Кончилось, видимо, тем, что у Гарбундии иссякло терпение. Она могла сделать то, о чем Мальвина, по-видимому, либо не знала, либо чего просто не ожидала. На ночь солнцестояния было созвано торжественное собрание Белых Дам. Место собрания древние летописцы описали с более чем обычной скрупулезностью. Оно состоялось на земле, которую много веков назад приподнял надо всею Бретанью волшебник Калиб, дабы образовать могилу королю Тарамису. На севере лежало "Море Семи Островов". Можно догадаться, что это - хребет, образуемый горами Арре. Присутствовала "Дама Источника", что наводит на мысль о глубоком зеленом пруду, из которого берет начало река Д'Аржан. Его можно поместить примерно на полпути между современными городами Морле и Кальяк. Прохожие даже в наши дни говорят о тиши и безлюдности этого высокого плато - без деревьев, без домов, без следов человеческих рук, кроме вздымающегося башней монолита, вокруг которого беспрестанно воют пронзительные ветры. Там, - возможно, на одном из обломков этих огромных серых камней, - восседала судьей королева Гарбундия. И приговор ее был (аппеляции на него не предусматривалось): изгнать фею Мальвину из круга Белых Дам Бретани. Одной и без прощения суждено ей отныне бродить по лику земли. Имя Мальвины было торжественно вычеркнуто навсегда из книги имен Белых Дам.
Удар этот, должно быть, поразил Мальвину столь же сильно, сколь он был для нее неожиданн. Не произнеся ни слова, ни разу не оглянувшись, она ушла прочь. Можно представить себе белое, застывшее лицо, широко раскрытые невидящие глаза, дрожащие неуверенные шаги, цепляющиеся за воздух руки, мертвую тишину, точно саван, окутывающую ее со всех сторон.

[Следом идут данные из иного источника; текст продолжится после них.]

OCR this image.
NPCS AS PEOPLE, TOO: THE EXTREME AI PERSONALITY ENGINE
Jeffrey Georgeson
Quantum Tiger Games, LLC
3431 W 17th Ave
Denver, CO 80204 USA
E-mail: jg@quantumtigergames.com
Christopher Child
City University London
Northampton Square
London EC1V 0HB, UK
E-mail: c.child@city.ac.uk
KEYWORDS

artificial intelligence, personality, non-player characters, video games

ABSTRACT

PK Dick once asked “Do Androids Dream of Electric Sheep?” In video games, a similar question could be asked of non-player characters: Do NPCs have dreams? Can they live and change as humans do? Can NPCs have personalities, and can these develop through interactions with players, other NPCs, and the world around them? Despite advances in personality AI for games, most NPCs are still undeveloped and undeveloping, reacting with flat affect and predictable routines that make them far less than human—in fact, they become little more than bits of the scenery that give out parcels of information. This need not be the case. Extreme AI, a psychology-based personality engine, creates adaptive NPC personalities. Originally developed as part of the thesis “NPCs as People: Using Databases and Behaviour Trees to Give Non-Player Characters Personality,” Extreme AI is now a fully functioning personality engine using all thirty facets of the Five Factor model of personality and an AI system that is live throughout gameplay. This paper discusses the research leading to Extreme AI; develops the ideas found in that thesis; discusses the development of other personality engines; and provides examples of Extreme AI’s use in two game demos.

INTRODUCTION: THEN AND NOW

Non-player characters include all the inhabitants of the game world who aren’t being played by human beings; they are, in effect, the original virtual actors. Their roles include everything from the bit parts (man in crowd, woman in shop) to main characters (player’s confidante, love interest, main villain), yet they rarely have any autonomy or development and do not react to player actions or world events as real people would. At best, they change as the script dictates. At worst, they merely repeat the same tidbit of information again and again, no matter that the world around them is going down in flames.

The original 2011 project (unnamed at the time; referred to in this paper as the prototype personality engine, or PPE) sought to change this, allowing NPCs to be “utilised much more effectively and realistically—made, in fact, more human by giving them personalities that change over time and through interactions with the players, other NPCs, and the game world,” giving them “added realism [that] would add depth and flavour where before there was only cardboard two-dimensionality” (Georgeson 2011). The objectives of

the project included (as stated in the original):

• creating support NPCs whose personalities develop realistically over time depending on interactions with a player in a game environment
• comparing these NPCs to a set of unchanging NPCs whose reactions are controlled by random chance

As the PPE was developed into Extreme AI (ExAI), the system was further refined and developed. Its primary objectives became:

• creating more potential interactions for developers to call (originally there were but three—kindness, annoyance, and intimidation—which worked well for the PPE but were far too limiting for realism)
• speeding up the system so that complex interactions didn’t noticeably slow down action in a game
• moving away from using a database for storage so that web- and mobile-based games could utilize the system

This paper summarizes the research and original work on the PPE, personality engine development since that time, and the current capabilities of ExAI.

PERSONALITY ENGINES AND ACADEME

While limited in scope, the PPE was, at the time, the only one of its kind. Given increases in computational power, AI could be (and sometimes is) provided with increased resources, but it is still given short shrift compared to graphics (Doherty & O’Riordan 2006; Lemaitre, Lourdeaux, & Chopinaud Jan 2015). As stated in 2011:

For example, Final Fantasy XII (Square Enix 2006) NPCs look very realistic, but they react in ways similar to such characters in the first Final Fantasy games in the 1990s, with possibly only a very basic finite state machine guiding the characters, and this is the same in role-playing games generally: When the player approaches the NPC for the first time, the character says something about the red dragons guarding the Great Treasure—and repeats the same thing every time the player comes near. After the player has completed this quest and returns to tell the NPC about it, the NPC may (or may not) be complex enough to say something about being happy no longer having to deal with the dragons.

С той ночи фея Мальвина исчезает из хроник летописцев Белых Дам Бретани, из легенд и какого бы то ни было фольклора. Она не появляется в истории вплоть до 1914 года н.э.
II. Как все получилось.
Как-то вечером к концу июня 1914 года командир авиазвена Раффлтон, временно прикомандированный к французскому эскадрону, расквартированному в ту пору в Бресте, получил по беспроволочному телеграфу указания немедленно возвратиться в штаб Британской Воздушной Службы в Фарнборо (графство Гемпшир). Ночь, по милости роскошной полной луны, обеспечила бы все необходимое освещение, и молодой Раффлтон принял решение отправиться незамедлительно. Судя по всему, он покинул летное поле за арсеналом в Бресте часов в девять. За Юльгоа у него начались неполадки с карбюратором. Сперва он хотел дотянуть до Ланьона, где ему была бы обеспечена квалифицированная помощь; но дела пошли все хуже и хуже, и, приметив подходящий участок ровной земли, он решил сесть и разобраться во всем самому. Приземлился он без труда и взялся за расследование. Без подмоги работа отняла у него больше времени, чем он расчитывал поначалу. Ночь стояла теплая и душная, с едва ли дуновением ветерка, и, закончив работу, он ощутил жару и усталость. Натянув шлем, он уже собрался было шагнуть в сиденье, но красота ночи навела его на мысль, что перед стартом приятно бы, пожалуй, было слегка поразмять ноги да проветриться. Он зажег сигару и осмотрелся.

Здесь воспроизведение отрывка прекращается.